Dans un contexte national marqué par une crise sécuritaire et diplomatique sans précédent, l’histoire de Constant Mutamba, ancien ministre d’État, ministre de la Justice et Garde des Sceaux, incarne à elle seule le paradoxe d’un homme qui a tout donné pour la patrie, mais qui se retrouve aujourd’hui victime d’un système injuste et politisé.

Pendant que le pays subit une invasion et que les forces patriotiques tentent de défendre la souveraineté nationale, Mutamba a été parmi les rares à rester sur le terrain, au front, initiant des actions concrètes et courageuses pour faire face à l’agression. Il a lancé des poursuites, saisi des biens de ceux qui ont décidé de rejoindre le camp de l’ennemi, et n’a cessé de défendre la nation avec détermination. Son engagement exemplaire lui a valu la reconnaissance de plusieurs compatriotes, mais aussi, malheureusement, la haine de certains opposants ou intérêts obscurs.

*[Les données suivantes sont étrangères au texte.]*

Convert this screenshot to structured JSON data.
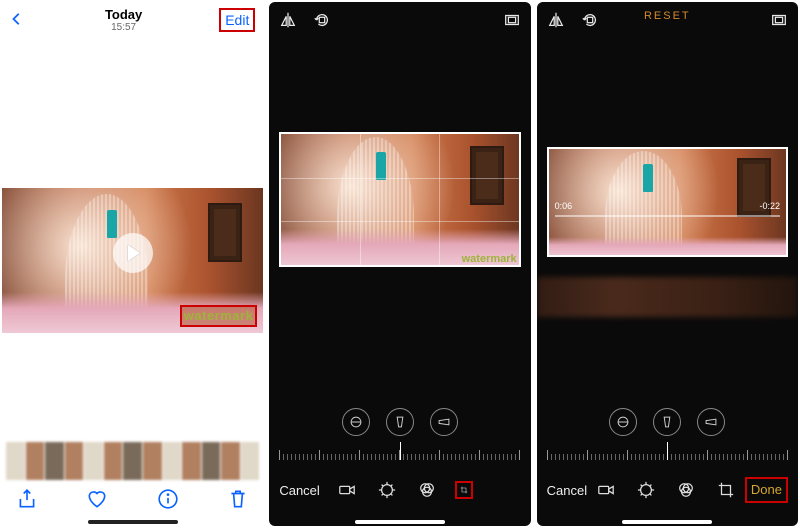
{
  "panel1": {
    "title": "Today",
    "subtitle": "15:57",
    "edit": "Edit",
    "watermark": "watermark"
  },
  "panel2": {
    "watermark": "watermark",
    "cancel": "Cancel"
  },
  "panel3": {
    "reset": "RESET",
    "time_start": "0:06",
    "time_end": "-0:22",
    "cancel": "Cancel",
    "done": "Done"
  },
  "icons": {
    "back": "chevron-left",
    "share": "share",
    "heart": "heart",
    "info": "info",
    "trash": "trash",
    "flip_h": "flip-horizontal",
    "rotate": "rotate",
    "aspect": "aspect-frames",
    "straighten": "straighten",
    "skew_h": "skew-horizontal",
    "skew_v": "skew-vertical",
    "video": "video-camera",
    "adjust": "adjust",
    "filters": "filters",
    "crop": "crop"
  },
  "colors": {
    "ios_blue": "#0b63ff",
    "hl_red": "#cc0000",
    "ios_orange": "#d68a2e",
    "done_yellow": "#d6a52e"
  }
}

Mais aujourd’hui, alors qu’il aurait pu bénéficier du soutien de ses compatriotes, Mutamba se retrouve injustement accusé de détournement de fonds publics estimés à plus de 19 millions de dollars. Accusation qui, selon ses proches, est infondée et orchestrée dans un contexte politique chargé. La justice, sous pression, aurait voulu le faire rapidement mettre en examen, mais lui, fidèle à ses principes, a choisi de faire face avec dignité, acceptant de démissionner pour préserver l’unité nationale.

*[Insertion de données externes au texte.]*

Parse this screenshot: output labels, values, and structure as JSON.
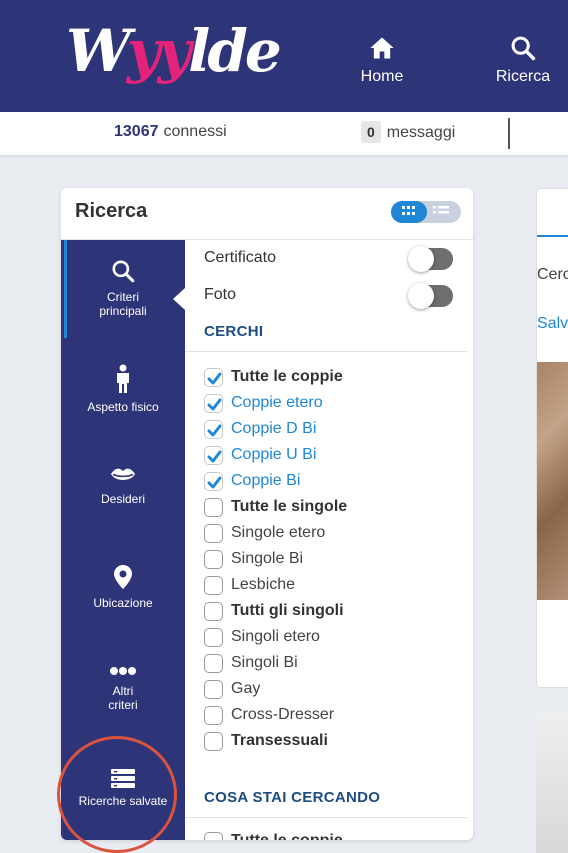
{
  "header": {
    "logo_text_a": "W",
    "logo_text_b": "yy",
    "logo_text_c": "lde",
    "nav": [
      {
        "label": "Home",
        "icon": "home-icon"
      },
      {
        "label": "Ricerca",
        "icon": "search-icon"
      }
    ],
    "bg_color": "#2e3478",
    "accent_pink": "#e3237a"
  },
  "status": {
    "connected_count": "13067",
    "connected_label": "connessi",
    "messages_count": "0",
    "messages_label": "messaggi"
  },
  "card": {
    "title": "Ricerca",
    "view_toggle": {
      "active": "grid",
      "options": [
        "grid",
        "list"
      ]
    }
  },
  "sidebar": {
    "tabs": [
      {
        "label_1": "Criteri",
        "label_2": "principali",
        "icon": "search-icon",
        "active": true
      },
      {
        "label_1": "Aspetto fisico",
        "label_2": "",
        "icon": "person-icon",
        "active": false
      },
      {
        "label_1": "Desideri",
        "label_2": "",
        "icon": "lips-icon",
        "active": false
      },
      {
        "label_1": "Ubicazione",
        "label_2": "",
        "icon": "location-pin-icon",
        "active": false
      },
      {
        "label_1": "Altri",
        "label_2": "criteri",
        "icon": "dots-icon",
        "active": false
      },
      {
        "label_1": "Ricerche salvate",
        "label_2": "",
        "icon": "saved-searches-icon",
        "active": false
      }
    ]
  },
  "filters": {
    "toggles": [
      {
        "label": "Certificato",
        "on": false
      },
      {
        "label": "Foto",
        "on": false
      }
    ],
    "section_cerchi": "CERCHI",
    "options": [
      {
        "label": "Tutte le coppie",
        "checked": true,
        "style": "bold"
      },
      {
        "label": "Coppie etero",
        "checked": true,
        "style": "blue"
      },
      {
        "label": "Coppie D Bi",
        "checked": true,
        "style": "blue"
      },
      {
        "label": "Coppie U Bi",
        "checked": true,
        "style": "blue"
      },
      {
        "label": "Coppie Bi",
        "checked": true,
        "style": "blue"
      },
      {
        "label": "Tutte le singole",
        "checked": false,
        "style": "bold"
      },
      {
        "label": "Singole etero",
        "checked": false,
        "style": "plain"
      },
      {
        "label": "Singole Bi",
        "checked": false,
        "style": "plain"
      },
      {
        "label": "Lesbiche",
        "checked": false,
        "style": "plain"
      },
      {
        "label": "Tutti gli singoli",
        "checked": false,
        "style": "bold"
      },
      {
        "label": "Singoli etero",
        "checked": false,
        "style": "plain"
      },
      {
        "label": "Singoli Bi",
        "checked": false,
        "style": "plain"
      },
      {
        "label": "Gay",
        "checked": false,
        "style": "plain"
      },
      {
        "label": "Cross-Dresser",
        "checked": false,
        "style": "plain"
      },
      {
        "label": "Transessuali",
        "checked": false,
        "style": "bold"
      }
    ],
    "section_cosa": "COSA STAI CERCANDO",
    "next_option_partial": "Tutte le coppie"
  },
  "right_panel": {
    "text1": "Cerc",
    "text2": "Salv"
  }
}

Ce n’est pas un homme corrompu, mais une victime d’un système qui cherche à détourner l’attention des vrais enjeux. Selon des sources proches de l’ancien ministre, il aurait toujours nié toute implication dans cette affaire, affirmant n’avoir perçu aucun centime, et dénonçant une machination visant à le salir pour des raisons politiques.

Ce qui rend cette situation encore plus tragique, c’est son rôle durant la crise sécuritaire. Pendant que la nation subissait l’agression rwandaise, Mutamba était parmi les rares ministres à rester sur le terrain, en première ligne, initiant des actions concrètes pour défendre la patrie. Son courage et son patriotisme sincère font de lui un héros discret, mais véritablement engagé.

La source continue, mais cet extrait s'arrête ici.